Melbourne airport rail, still the subject of government planning six decades on from when the idea was first flagged. Even if it happens, travellers will still be riding the Skybus for years to come.
Speaker, in these uncertain times, economic security and national security are increasingly intertwined.
We’re supporting stability and prosperity in our region, by helping to shore up banking services in the Pacific.
We have invested an extra $50.3bn in defence by the mid-2030s, to help keep Australians safe. It means defence funding will grow beyond 2.3% of GDP by the early 2030s.
And we’re investing $45m in our initial response to the 2024 independent intelligence review.
Security and safety, and sending a signal to our enemies.
In a tight budget, we’ve made room to boost our defences, strengthen Medicare, help people doing it tough, build more homes and invest in the future.
We’ve done all this at the same time as we’ve overseen the biggest ever fiscal improvement in a single term of government.
Tonight’s budget is $207bn better than we inherited.
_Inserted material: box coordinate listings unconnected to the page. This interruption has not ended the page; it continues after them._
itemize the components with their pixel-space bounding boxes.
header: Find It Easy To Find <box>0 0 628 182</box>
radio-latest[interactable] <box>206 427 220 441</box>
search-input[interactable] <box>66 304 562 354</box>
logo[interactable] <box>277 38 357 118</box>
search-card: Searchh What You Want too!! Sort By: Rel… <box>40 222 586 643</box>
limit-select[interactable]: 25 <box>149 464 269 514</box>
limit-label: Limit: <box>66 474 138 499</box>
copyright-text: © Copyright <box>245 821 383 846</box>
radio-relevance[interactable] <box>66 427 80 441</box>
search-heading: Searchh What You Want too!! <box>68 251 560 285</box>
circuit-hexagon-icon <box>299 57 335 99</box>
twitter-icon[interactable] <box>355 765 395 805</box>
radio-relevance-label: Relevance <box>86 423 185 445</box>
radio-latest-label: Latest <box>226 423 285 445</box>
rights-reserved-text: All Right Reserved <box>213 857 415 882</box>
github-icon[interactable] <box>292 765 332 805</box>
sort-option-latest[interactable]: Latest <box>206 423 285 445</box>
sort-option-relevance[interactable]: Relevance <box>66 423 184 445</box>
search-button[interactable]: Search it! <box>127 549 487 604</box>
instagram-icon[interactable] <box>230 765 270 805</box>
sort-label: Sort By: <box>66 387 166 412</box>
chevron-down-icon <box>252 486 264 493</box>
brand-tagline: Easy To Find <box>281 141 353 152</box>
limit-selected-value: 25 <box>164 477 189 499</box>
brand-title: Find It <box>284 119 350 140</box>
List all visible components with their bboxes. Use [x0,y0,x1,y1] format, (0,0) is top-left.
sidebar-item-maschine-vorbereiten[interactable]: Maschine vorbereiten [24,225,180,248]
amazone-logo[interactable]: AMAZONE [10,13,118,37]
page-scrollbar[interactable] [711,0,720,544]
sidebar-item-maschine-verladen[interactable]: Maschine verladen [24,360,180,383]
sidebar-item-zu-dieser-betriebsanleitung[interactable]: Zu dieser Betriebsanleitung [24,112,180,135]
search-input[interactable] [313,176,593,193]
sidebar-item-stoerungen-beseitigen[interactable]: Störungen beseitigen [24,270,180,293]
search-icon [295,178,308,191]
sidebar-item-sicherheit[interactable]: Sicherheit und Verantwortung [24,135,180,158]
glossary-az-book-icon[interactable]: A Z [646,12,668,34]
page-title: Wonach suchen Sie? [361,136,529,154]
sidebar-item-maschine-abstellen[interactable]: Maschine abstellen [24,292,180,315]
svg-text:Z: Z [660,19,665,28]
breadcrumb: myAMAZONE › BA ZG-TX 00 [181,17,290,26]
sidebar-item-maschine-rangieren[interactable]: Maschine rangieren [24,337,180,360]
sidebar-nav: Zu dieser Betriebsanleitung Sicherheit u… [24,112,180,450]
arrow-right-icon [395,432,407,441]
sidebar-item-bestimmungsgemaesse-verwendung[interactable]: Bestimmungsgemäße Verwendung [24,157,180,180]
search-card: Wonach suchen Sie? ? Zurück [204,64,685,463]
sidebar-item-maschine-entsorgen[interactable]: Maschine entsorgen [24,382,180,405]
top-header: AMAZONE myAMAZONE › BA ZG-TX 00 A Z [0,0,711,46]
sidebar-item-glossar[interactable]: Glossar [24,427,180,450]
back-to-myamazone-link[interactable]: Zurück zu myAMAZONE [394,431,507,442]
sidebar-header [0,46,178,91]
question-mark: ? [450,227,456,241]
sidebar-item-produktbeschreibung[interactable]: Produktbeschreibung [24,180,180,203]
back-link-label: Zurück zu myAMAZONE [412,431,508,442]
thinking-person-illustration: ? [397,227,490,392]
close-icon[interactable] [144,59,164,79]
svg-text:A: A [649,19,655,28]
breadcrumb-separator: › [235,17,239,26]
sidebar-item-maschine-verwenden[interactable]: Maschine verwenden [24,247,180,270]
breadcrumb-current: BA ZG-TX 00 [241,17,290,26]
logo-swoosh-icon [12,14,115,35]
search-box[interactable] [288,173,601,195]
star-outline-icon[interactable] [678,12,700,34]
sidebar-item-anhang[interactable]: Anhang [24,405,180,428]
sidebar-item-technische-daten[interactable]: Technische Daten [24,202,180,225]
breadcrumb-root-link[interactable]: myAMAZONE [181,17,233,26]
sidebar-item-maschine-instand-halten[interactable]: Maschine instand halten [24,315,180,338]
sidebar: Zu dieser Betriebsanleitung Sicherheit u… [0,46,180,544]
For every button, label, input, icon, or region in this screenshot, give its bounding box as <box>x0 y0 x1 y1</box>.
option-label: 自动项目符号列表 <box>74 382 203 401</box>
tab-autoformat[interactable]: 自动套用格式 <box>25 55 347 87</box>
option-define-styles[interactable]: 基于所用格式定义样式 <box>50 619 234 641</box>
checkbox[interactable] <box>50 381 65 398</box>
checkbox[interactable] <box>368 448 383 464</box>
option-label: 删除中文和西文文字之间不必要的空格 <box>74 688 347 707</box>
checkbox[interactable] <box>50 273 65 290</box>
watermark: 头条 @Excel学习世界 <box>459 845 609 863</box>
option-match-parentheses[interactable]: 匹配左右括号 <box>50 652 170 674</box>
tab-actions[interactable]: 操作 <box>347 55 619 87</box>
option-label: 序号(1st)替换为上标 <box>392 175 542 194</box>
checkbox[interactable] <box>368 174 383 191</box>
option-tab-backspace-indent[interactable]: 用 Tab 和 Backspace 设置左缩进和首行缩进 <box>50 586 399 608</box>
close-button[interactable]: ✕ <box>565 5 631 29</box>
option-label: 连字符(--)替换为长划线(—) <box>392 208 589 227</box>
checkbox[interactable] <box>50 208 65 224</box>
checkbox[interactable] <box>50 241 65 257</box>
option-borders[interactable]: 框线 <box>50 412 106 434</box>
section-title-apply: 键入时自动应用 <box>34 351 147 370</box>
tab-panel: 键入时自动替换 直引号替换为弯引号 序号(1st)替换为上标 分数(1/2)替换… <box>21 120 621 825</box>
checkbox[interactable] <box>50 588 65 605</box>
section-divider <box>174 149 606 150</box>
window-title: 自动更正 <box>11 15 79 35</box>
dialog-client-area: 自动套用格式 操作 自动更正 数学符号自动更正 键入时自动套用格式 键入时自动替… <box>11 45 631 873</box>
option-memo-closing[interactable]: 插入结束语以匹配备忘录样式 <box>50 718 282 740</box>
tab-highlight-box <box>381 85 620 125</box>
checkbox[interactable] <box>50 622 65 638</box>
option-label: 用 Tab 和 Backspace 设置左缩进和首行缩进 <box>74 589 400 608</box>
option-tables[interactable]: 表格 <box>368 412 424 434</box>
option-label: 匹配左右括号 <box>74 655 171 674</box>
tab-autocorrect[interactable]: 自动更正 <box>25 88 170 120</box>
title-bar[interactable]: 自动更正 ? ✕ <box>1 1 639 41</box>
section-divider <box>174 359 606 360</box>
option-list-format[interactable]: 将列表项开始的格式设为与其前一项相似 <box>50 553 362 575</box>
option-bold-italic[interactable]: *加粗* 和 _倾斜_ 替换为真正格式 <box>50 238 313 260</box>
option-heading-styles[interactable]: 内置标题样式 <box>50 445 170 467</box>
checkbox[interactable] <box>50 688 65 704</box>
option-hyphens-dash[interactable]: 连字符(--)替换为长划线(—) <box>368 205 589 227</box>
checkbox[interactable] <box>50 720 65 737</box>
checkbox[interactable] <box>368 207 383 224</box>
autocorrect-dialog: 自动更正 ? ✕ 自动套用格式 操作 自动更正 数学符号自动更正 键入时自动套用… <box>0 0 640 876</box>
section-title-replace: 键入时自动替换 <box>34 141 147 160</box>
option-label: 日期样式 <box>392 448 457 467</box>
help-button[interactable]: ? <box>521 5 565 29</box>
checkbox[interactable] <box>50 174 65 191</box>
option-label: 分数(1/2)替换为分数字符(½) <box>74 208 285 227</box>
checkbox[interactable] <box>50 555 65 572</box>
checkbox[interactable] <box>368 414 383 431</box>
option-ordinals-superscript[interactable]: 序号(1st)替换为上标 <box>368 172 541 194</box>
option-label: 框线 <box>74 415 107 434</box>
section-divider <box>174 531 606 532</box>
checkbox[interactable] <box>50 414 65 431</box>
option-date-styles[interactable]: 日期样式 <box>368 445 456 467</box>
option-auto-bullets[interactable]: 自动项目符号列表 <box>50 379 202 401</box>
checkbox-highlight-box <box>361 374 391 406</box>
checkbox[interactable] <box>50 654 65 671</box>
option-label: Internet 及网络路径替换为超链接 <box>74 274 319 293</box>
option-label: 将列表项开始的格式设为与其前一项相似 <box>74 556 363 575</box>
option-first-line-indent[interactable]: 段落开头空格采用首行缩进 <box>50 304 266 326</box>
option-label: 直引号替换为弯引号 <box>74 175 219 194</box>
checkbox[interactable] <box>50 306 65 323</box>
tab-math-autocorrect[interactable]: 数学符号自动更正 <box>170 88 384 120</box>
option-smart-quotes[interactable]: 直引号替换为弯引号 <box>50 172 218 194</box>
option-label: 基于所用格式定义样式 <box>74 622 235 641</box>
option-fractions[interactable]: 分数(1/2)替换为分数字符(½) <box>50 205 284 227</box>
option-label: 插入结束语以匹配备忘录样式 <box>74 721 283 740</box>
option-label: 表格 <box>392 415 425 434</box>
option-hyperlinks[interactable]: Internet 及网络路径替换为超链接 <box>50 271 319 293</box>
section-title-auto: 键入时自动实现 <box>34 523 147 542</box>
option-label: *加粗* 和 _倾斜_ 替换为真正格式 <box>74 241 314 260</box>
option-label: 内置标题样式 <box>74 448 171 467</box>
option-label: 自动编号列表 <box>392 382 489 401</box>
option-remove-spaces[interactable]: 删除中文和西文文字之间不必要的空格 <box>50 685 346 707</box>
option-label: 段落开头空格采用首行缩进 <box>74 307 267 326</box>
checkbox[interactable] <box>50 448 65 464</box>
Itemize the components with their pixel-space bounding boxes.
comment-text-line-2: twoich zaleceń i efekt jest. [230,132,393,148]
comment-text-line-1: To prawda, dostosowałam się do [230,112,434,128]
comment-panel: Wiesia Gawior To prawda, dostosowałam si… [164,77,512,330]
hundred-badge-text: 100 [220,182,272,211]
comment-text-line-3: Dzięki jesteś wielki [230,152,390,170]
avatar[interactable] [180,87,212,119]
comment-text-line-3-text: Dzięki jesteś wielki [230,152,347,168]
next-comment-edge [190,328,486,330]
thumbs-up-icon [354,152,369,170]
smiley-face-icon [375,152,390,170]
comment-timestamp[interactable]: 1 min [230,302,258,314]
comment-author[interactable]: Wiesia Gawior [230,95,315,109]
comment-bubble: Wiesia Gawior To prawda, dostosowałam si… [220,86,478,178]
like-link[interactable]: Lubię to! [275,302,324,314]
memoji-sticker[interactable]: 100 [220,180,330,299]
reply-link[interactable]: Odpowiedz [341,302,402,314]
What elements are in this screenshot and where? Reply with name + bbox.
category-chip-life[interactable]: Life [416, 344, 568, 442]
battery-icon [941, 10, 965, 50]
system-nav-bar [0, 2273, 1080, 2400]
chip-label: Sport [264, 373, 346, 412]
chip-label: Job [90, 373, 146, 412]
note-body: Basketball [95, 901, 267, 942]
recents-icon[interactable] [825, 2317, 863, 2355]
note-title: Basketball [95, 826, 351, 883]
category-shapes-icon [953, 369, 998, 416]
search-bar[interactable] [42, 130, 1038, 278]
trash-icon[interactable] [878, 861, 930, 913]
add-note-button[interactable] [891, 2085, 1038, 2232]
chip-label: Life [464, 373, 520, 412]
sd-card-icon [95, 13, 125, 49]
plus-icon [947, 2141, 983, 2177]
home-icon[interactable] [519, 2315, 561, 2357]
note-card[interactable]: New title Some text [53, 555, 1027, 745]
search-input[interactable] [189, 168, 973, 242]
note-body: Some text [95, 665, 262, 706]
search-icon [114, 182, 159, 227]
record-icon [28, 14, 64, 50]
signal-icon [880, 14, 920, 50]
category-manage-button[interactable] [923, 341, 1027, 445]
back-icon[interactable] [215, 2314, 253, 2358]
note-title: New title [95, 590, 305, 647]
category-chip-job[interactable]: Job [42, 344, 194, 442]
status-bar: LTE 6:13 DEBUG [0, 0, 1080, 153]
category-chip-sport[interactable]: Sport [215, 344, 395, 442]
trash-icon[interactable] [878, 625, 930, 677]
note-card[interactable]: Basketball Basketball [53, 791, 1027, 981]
It’s in better shape in every year over the forward estimates than it was three years ago.
In our first two years, we posted the first back-to-back surpluses in nearly two decades. Our deficit this year has almost halved since we came to office.
There we have it, the first mention of the deficit.
Next year’s deficit is $42bn, lower than what was forecast at the last election, and lower than at the mid-year update. Gross debt will hit $940bn this financial year, $177bn less than what we inherited.
Again, comparing debt and deficits with last year, not the last election, tells a less impressive story.
The plan at the core of this budget is about more than putting the worst behind us. It’s about seizing the best of what’s ahead of us. To build a stronger economy – and a future we can all be proud of.